The diameter of a pipe is normally distributed with a mean of 0.4 inches and a variance of 0.0004. What is the probability that the diameter of a randomly selected pipe will exceed 0.44 inches?
If no one who teaches this shows up to help, I will get out my normal distribution tables and try later.
As Damon suggested, these are done using Normal distribution tables.
Personally I don't see the difference in using tables or computer programs that do the same thing.
My personal choice is
http://davidmlane.com/hyperstat/z_table.html
If I recall correctly, there is a difference in "variance" and "standard deviation"
check in your textbook
the standard deviation is the square root of the variance.
To find the probability that the diameter of a randomly selected pipe will exceed 0.44 inches, we need to calculate the area under the normal distribution curve to the right of 0.44.
First, we need to calculate the standard deviation. The variance (σ^2) is given as 0.0004, so the standard deviation (σ) is the square root of the variance, which is √(0.0004) = 0.02 inches.
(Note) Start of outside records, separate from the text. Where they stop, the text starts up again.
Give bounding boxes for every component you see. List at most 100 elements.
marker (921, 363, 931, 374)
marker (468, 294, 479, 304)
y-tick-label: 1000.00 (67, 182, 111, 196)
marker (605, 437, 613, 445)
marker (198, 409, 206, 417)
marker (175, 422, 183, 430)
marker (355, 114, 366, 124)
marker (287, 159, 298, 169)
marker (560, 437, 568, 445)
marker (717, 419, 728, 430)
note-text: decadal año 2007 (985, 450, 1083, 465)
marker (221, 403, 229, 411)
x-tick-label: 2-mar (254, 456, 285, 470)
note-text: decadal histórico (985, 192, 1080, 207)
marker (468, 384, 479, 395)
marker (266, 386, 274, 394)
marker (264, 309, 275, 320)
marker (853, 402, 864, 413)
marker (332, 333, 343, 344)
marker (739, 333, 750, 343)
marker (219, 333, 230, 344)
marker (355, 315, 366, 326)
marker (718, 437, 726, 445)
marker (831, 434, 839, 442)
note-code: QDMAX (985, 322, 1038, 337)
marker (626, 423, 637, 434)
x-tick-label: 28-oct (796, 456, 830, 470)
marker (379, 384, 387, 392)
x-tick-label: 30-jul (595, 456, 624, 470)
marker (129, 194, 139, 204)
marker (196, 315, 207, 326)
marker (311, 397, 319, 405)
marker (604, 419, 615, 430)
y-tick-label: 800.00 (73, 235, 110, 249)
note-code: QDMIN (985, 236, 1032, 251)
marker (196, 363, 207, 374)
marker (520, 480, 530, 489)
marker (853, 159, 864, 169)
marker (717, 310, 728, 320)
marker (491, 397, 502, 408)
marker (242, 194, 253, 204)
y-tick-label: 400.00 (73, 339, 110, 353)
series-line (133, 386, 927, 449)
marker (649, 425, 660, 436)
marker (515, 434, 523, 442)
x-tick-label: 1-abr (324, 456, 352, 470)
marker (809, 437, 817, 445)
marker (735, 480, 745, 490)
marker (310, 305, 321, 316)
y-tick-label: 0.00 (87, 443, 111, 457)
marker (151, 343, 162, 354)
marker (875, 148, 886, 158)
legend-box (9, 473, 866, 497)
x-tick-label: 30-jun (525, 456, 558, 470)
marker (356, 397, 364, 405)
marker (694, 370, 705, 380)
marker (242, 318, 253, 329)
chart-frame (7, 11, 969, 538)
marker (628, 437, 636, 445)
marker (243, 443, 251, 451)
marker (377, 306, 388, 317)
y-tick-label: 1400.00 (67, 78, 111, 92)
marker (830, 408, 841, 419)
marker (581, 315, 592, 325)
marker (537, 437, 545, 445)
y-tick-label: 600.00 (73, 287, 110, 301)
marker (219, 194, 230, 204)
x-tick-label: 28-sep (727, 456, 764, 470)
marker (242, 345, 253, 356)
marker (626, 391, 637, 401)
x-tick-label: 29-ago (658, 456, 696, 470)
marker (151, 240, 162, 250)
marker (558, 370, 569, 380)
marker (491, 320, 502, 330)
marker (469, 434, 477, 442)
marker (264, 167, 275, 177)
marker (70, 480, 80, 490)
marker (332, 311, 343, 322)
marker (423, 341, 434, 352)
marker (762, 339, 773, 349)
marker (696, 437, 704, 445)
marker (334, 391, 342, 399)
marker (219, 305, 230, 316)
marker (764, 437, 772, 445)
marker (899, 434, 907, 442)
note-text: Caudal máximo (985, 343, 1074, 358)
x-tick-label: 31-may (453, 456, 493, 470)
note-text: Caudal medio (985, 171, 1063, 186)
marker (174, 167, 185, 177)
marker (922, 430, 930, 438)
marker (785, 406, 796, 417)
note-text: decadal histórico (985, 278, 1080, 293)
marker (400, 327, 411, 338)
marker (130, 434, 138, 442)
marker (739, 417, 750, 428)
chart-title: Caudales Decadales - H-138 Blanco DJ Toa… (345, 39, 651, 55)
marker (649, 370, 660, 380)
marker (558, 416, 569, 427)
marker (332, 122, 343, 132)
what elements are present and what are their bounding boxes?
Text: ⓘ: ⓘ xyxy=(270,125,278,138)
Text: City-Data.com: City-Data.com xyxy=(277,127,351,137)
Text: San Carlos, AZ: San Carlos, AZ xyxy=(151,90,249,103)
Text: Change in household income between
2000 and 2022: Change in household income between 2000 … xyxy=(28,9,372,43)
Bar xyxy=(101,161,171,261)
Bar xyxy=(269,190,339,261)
Next, we need to standardize the value 0.44 using the following formula:
Z = (X - μ) / σ
where X is the value we want to standardize (0.44), μ is the mean (0.4), and σ is the standard deviation (0.02).
Plugging in the values, we get:
Z = (0.44 - 0.4) / 0.02 = 2
Now, we need to find the probability corresponding to the standardized value of 2. We can consult a standard normal distribution table or use a calculator to find this probability. Let's assume we use a standard normal distribution table.
Looking up the value of 2 in the standard normal distribution table, we find that the area to the left of 2 is 0.9772. Since we want the probability to the right of 0.44, we subtract this value from 1.
1 - 0.9772 = 0.0228
Therefore, the probability that the diameter of a randomly selected pipe will exceed 0.44 inches is approximately 0.0228, or 2.28%.